- Born: Karnataka, India
- Occupations: Actor, producer, writer, singer
- Years active: 2005–present

= Huccha Venkat =

Indian actor and filmmaker

Venkataram Laxman, also known by his stage name Huccha Venkat, is an Indian actor and filmmaker who works in Kannada cinema.

== Career ==
Venkat made his acting debut in a supporting role in the 2005 film Mental Manja and in Swathanthra Palya (2009), which he also directed. In Huccha Venkat (2014), which he also directed and produced, Venkat starred as the eponymous lead. The film received negative reviews.

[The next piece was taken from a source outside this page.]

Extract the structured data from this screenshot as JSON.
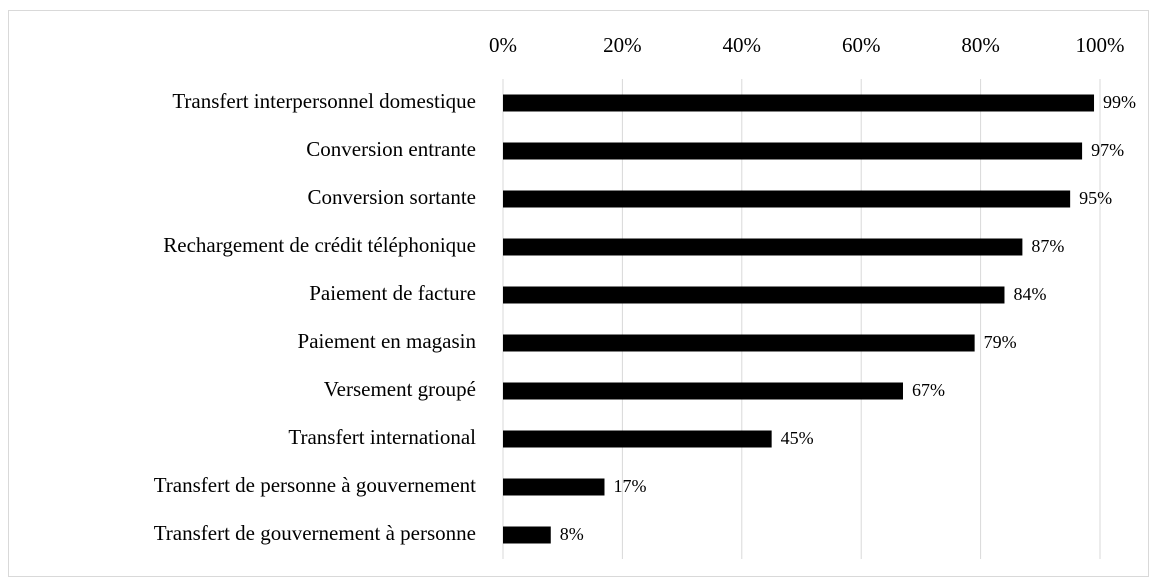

Before the release of Huccha Venkat (2014), Venkat was an unknown actor but he became famous after media outlets released a viral video in which he identified Kannadigas not watching Huccha Venkat as the main reason for its failure on the day of its release. Following the incident and the film's re-release, Venkat has been a regular guest on television talk-shows such as Bengaluru Benne Dose and Divided. He often appears on news channels while drunk. In October 2015, he appeared as a contestant on the reality television series Bigg Boss Kannada 3, which aired on Colors Kannada. Venkat clashed with the show's other participants, mainly because he said the female contestants were dressing inappropriately; he also fought with Pratham after the show ended. This incident led to his eviction from the house after he assaulted another contestant, Ravi Mooruru. Venkat also challenged Sudeep, and later withdrew the challenge and refused to talk to Sudeep again.

Venkat's fans have created an Android app called Huccha Venkat that provides updates about Venkat. Senior journalist Ganesh Kasargod has written a book titled Huchcha Venkat ... Huchchu Manasina nooru mukhagalu, which was released in January 2016.

== Other work ==
In 2018, Venkat contested the Assembly elections for the seat of Rajarajeshwari Nagar, Bengaluru, as an independent candidate. He failed to win the seat.

== Filmography ==

| Year | Title | Credited as |  |  |  |  | Notes |
| Writer | Actor | Director | Producer | Singer |
| 2005 | Mental Manja | No | Yes | No | No | No |  |
| 2009 | Swathanthra Palya | Yes | Yes | Yes | No | No |  |
| 2014 | Huccha Venkat | Yes | Yes | Yes | Yes | Yes |  |
| 2016 | Parapancha | No | Yes | No | No | Yes | Cameo appearance in the song "Huttida Ooranu" |
| 2017 | Porki Huccha Venkat | Yes | Yes | Yes | Yes | Yes |  |
| 2018 | Thikla Huccha Venkat | Yes | Yes | Yes | Yes | Yes |  |
| Dictator Huccha Venkat | Yes | Yes | Yes | Yes | Yes |  |
| Durahankari Huccha Venkat | Yes | Yes | Yes | Yes | Yes |  |
| O Premave | No | Yes | No | No | No | Cameo appearance |
| 2020 | Mayabazar 2016 | No | Yes | No | No | No |  |

=== Television ===

| Year | Title | Role | Channel | Notes |
|---|---|---|---|---|
| 2015 | Bigg Boss Kannada season 3 | Contestant | Colors Kannada | Ejected on Day 21 |
| 2021 | Life Ok | Host | Siri Kannada | Co-hosted with Murali |

== Controversies ==
Venkat is frequently seen as a controversial person in Kannada media. While promoting his film Huccha Venkat (2014), Venkat said he was married to the Kannada actor Ramya and gave an expletive-laden speech to a television interviewer. Ramya responded to Venkat's claims by filing a police report and publicly refuting his statements, to which Venkat did not publicly respond; Venkat stopped saying Ramya was his wife and started saying he liked his partner Rachana on the television show Super Jodi. Sushma refused to love Venkat so in 2017, he drank phenol. Venkat's speech in response to the poor opening turnout for his film, quickly went viral on YouTube and spawned several parody videos.

In November 2015, Venkat made other controversial statements in a television appearance; he made derogatory remarks about B. R. Ambedkar while taking part in a panel discussion. After the appearance, several students viewing the discussion lodged complaints about Venkat and the news station, which the students said provoked Venkat into making the offensive remarks. These complaints were followed by several protests and blackened Venkat's face. On 19 November 2015, Venkat was arrested and was held in judicial custody at Bangalore Central Prison until 4 December that year.

Venkat's attorney has said Venkat has schizophrenia. As a growing concern, Venkat's remarks on the television channel were discussed in the Karnataka Legislative Assembly. On 25 November, a Bangalore city civil court issued conditional bail to Venkat. Venkat was not released until the surety amount was paid and the completion of bail formalities. He was released on 3 December with conditional bail. Venkat has also said he will become prime minister of India one day.